UK Politics

Treasury seeks views on future of Vehicle Excise Duty

Toyota Prius
Image caption Hybrid cars like the Toyota Prius are exempt from VED

Reforms to Vehicle Excise Duty are currently under discussion, the Treasury has said.

It follows reports that increased fuel efficiency could lead to a fall in revenue from the tax, which is levied according to how much CO2 a car emits.

The Treasury said no proposals had yet been made and it would listen to the views of motoring groups before taking any decisions.

Labour said the government was planning a "stealth tax hike" on motorists.

The Daily Telegraph reported one option under consideration by ministers was a one-off up-front charge on new vehicles when they were sold, instead of charging VED annually.

Under the current system, cars fall into 13 payment bands depending on their level of carbon emissions, with more polluting vehicles taxed more heavily.

The duty is paid annually, but a higher rate is payable in the first 12 months of the vehicle's registration.

Cars with the lowest levels of carbon emissions, such as hybrid cars registered in or after March 2001, are exempt from paying the duty.

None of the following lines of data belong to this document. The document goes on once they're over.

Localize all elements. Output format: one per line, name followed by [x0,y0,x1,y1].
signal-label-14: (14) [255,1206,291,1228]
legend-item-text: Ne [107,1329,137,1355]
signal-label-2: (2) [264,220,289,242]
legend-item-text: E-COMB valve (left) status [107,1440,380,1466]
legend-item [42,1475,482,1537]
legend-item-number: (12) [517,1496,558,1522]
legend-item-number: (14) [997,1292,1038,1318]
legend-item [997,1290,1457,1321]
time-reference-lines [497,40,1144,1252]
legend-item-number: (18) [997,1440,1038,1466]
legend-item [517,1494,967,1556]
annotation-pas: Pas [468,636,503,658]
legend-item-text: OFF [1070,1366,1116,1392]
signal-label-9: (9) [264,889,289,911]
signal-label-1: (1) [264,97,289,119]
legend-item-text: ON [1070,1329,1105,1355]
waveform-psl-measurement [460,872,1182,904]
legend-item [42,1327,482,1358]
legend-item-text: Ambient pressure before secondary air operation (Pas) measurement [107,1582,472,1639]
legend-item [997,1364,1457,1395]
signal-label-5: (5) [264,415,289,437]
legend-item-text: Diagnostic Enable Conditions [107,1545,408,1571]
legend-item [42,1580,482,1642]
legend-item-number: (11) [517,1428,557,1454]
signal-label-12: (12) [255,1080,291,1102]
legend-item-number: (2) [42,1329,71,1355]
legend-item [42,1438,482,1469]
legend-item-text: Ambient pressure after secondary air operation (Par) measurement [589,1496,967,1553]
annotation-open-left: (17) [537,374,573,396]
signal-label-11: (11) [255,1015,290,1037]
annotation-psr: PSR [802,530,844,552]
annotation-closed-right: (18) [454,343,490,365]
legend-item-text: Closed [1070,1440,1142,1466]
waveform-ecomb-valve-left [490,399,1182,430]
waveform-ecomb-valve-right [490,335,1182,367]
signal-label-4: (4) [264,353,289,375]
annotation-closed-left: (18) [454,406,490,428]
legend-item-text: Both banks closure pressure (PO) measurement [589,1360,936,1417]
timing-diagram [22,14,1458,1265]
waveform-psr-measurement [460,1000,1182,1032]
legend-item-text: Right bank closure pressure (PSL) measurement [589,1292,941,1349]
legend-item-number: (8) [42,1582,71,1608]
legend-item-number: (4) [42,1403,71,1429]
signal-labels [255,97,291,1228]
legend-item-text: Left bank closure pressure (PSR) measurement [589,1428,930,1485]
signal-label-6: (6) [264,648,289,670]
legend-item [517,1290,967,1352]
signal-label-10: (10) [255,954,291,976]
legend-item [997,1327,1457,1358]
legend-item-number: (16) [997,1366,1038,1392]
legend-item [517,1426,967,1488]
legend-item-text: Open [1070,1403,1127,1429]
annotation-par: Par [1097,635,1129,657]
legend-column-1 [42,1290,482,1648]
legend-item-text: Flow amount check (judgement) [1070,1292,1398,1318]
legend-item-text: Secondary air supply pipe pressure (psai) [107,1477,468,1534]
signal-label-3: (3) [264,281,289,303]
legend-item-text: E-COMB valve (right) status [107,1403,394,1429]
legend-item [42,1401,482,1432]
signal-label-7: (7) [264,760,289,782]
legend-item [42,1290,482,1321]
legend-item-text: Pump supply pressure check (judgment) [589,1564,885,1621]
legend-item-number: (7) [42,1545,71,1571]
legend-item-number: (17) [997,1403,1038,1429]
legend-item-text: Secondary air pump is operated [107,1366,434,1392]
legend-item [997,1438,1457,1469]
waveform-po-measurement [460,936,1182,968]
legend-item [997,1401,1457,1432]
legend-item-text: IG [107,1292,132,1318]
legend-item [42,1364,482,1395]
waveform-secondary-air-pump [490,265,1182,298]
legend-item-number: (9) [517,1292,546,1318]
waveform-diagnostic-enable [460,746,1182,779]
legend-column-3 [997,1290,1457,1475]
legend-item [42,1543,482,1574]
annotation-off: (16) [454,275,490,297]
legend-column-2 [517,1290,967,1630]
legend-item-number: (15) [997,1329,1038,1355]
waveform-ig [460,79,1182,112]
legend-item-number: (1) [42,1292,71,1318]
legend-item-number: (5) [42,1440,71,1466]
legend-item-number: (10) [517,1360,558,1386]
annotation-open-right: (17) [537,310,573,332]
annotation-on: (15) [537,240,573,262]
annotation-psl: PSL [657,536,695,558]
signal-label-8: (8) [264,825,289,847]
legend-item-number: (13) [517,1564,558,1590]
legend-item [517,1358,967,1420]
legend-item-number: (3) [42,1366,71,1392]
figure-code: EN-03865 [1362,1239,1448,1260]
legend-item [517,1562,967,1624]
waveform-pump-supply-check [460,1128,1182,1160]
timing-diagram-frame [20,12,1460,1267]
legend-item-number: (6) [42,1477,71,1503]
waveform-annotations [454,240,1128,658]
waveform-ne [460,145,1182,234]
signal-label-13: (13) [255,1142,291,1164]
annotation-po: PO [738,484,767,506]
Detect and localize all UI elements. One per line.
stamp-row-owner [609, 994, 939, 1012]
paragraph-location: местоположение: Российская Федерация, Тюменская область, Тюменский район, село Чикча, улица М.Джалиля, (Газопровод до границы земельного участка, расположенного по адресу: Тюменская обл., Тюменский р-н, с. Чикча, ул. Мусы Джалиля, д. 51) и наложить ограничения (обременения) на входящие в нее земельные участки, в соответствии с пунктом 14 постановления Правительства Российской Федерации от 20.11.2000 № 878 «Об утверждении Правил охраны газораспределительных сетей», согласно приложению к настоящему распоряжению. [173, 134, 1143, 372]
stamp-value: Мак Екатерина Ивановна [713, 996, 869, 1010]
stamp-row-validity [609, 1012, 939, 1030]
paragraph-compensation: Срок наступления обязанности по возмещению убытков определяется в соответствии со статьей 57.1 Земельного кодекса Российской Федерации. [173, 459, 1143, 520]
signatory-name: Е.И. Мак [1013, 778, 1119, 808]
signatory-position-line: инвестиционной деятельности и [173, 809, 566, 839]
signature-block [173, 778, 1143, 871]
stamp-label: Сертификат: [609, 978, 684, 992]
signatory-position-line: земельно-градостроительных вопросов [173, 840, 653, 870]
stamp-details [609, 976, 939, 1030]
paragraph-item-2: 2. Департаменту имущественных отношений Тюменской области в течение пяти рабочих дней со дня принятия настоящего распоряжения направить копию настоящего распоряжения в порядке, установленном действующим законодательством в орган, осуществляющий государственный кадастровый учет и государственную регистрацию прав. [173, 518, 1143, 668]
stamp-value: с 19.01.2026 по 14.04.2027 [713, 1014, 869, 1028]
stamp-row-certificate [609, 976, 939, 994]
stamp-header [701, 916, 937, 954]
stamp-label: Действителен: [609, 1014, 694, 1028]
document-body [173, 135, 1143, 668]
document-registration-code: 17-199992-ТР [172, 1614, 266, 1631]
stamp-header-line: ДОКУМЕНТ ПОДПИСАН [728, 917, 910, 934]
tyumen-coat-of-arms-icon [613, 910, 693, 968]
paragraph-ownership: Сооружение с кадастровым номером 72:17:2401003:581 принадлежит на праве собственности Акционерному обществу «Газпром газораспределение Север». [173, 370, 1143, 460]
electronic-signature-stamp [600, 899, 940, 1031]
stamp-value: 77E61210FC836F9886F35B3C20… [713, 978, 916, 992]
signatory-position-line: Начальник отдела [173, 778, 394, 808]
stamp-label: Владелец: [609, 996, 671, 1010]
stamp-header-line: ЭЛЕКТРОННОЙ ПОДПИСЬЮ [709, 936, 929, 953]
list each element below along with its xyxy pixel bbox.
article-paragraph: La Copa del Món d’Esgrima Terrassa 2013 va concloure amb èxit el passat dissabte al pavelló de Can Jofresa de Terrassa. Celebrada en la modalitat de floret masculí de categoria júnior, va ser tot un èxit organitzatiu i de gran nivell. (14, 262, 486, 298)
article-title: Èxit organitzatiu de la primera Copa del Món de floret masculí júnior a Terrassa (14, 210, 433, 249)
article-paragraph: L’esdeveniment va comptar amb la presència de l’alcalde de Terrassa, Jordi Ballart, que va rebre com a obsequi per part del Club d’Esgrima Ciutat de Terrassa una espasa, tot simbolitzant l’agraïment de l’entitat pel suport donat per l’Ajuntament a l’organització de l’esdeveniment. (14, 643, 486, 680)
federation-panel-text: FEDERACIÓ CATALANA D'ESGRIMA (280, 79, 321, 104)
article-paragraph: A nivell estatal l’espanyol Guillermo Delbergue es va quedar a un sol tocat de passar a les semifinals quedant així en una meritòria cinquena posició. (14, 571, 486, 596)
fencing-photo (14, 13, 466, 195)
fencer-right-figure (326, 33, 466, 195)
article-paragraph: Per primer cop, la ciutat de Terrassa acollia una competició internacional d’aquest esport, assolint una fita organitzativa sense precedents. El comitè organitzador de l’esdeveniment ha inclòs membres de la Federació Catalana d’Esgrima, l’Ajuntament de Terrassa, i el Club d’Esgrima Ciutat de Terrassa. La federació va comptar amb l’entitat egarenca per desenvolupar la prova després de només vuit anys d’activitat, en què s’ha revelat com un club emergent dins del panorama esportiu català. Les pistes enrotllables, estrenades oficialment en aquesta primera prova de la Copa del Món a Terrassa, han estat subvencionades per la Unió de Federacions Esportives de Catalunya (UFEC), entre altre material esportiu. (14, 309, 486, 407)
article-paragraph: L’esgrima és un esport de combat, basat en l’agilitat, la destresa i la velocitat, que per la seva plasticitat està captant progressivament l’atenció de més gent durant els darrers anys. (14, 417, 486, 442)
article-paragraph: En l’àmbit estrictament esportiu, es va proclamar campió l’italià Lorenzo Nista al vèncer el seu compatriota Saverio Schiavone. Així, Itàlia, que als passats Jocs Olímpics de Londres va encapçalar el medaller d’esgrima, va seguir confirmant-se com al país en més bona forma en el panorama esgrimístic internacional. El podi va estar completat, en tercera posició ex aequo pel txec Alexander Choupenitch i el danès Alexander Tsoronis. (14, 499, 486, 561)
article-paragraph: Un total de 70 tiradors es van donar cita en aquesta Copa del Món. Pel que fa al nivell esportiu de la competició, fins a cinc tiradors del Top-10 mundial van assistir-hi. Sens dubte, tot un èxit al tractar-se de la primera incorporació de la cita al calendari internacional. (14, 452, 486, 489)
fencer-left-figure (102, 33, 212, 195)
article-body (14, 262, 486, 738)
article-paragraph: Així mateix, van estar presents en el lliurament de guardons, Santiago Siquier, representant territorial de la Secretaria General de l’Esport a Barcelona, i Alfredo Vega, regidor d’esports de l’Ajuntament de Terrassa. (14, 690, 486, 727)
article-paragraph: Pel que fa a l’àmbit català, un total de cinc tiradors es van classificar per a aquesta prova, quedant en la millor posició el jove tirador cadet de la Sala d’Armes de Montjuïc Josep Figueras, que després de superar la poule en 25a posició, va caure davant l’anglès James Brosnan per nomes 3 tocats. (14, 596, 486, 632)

European regulations aimed at reducing carbon emissions from new cars and improvements in technology are expected to lead to a higher proportion of cars qualifying for the lower bands of VED in the future.

'Stealth tax hike'

The latest forecasts from the Office for Budget Responsibility show that while tax receipts for VED are expected to remain broadly flat at about £6bn a year over the next five years, they could fall as a percentage of GDP from 0.4% in 2010-11 to 0.1% by 2029-30.

"Beyond 2030, with unchanged emissions bands, VED would fall off to very low levels as older cars with emissions levels above the exempt level dropped out of the car stock," the OBR said.

Speaking in the House of Commons earlier in May, Treasury Minister Chloe Smith said: "The government announced in the Budget that they will consider whether Vehicle Excise Duty should be reformed to support the sustainability of public finances and to reflect the improvements in vehicle fuel efficiency.

"The government will, of course, seek the views of motoring groups before taking any decisions," she added.

But for Labour John Woodcock, shadow transport minister, said the government should "come clean" on whether it plans to raise the duty.

"Instead of tackling the soaring price of fuel, the chancellor has hidden plans for another stealth tax hike on motorists in the small print of the budget.

"The Conservative-led government must come clean about how much extra they plan to charge hard-pressed motorists by whacking up the rate of vehicle excise duty", he said.

In the Budget George Osborne announced VED would rise by inflation, but road hauliers would be exempt from the increase.